La Papauté n’a aucun intérêt à ce qu’un procès public permette d’entrouvrir les
portes closes d’un Ordre déjà mystérieux par lui-même et qui recèle
probablement des secrets d’État touchant les royaumes et l’Église officielle.
Philippe le Bel n’a pas, lui non plus, tellement envie d’un procès qui
risquerait de faire resurgir certaines affaires oubliées dans les archives.

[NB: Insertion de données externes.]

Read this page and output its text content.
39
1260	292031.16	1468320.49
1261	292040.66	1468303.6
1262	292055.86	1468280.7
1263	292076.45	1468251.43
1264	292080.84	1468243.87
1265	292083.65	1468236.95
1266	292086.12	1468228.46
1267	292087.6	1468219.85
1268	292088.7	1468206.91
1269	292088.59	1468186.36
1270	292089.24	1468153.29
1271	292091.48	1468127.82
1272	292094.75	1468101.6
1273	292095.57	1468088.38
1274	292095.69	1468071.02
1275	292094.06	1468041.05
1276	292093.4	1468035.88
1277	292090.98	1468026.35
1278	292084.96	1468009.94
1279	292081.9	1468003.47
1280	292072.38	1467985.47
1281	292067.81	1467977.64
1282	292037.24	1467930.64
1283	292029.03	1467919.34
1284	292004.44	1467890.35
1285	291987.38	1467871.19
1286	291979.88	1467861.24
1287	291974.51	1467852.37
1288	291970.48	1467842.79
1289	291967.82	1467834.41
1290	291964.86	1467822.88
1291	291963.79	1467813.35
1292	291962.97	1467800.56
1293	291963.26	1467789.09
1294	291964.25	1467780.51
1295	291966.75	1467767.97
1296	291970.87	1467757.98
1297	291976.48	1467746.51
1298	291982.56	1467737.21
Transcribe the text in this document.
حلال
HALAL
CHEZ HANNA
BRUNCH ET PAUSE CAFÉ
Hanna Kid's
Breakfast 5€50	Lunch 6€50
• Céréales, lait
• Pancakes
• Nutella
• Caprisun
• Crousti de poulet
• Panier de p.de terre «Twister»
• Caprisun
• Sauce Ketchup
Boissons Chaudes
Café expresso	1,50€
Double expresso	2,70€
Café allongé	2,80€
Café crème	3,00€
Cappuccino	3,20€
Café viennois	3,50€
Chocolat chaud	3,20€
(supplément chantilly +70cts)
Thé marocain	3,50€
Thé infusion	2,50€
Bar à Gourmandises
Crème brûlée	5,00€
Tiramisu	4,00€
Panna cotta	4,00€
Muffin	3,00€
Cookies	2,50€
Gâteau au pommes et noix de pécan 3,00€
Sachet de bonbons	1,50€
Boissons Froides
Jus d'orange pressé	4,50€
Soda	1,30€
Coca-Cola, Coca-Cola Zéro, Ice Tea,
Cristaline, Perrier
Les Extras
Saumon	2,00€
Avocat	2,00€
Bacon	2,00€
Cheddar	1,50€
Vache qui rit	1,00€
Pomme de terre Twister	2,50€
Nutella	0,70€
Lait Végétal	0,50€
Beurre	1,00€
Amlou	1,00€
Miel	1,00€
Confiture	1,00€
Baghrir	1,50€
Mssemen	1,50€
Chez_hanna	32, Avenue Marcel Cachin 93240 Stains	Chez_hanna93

Mais il joue de cette menace pour arracher au pape sinon une condamnation, du
moins une mise en tutelle du Temple. Après tout, c’est le
pape, et seulement le pape qui est, après le grand-maître, le chef
tout-puissant de l’Ordre, il ne faut pas l’oublier . Philippe se livre
alors à un véritable chantage : qui sera le plus ennuyé de l’affaire, le
roi de France – qui n’y est pour rien – ou le souverain pontife, chef suprême
des Templiers ?
    La manœuvre est habile et Clément V ne s’y trompe pas.
Désireux d’enterrer proprement l’affaire, celui-ci convoque le grand-maître
Jacques de Molay, et reprenant les projets de ses prédécesseurs, il propose la
fusion des Templiers et des Hospitaliers en un nouvel Ordre. Ainsi pense-t-il
désamorcer le piège et donner satisfaction au roi de France tout en gardant les
mains libres, c’est-à-dire en continuant à tenir les rênes du nouvel organisme.
Il sait très bien qu’il s’agit seulement de gagner du temps, et que le problème
se reposera de façon plus aiguë encore lorsqu’il faudra choisir le grand-maître
du nouvel Ordre. Mais c’est la dernière chance du Temple.
    Or Jacques de Molay refuse obstinément toute idée de fusion
avec l’Ordre de l’Hôpital. On a diversement apprécié ce geste, qui ne traduit sans
doute pas seulement la position de Molay, mais celle de tout le chapitre de
l’Ordre. On s’est beaucoup interrogé sur le personnage de Jacques de Molay, et
il faut bien reconnaître que des zones d’ombre subsistent autour de celui que
certains considèrent comme un martyr et que d’autres regardent davantage comme
un imbécile.
    On ne connaît pas grand-chose de lui. Mais son comportement
semble si peu glorieux, et si peu en rapport avec les responsabilités qui lui
incombaient, qu’on s’étonne qu’il ait pu être choisi comme chef des Templiers.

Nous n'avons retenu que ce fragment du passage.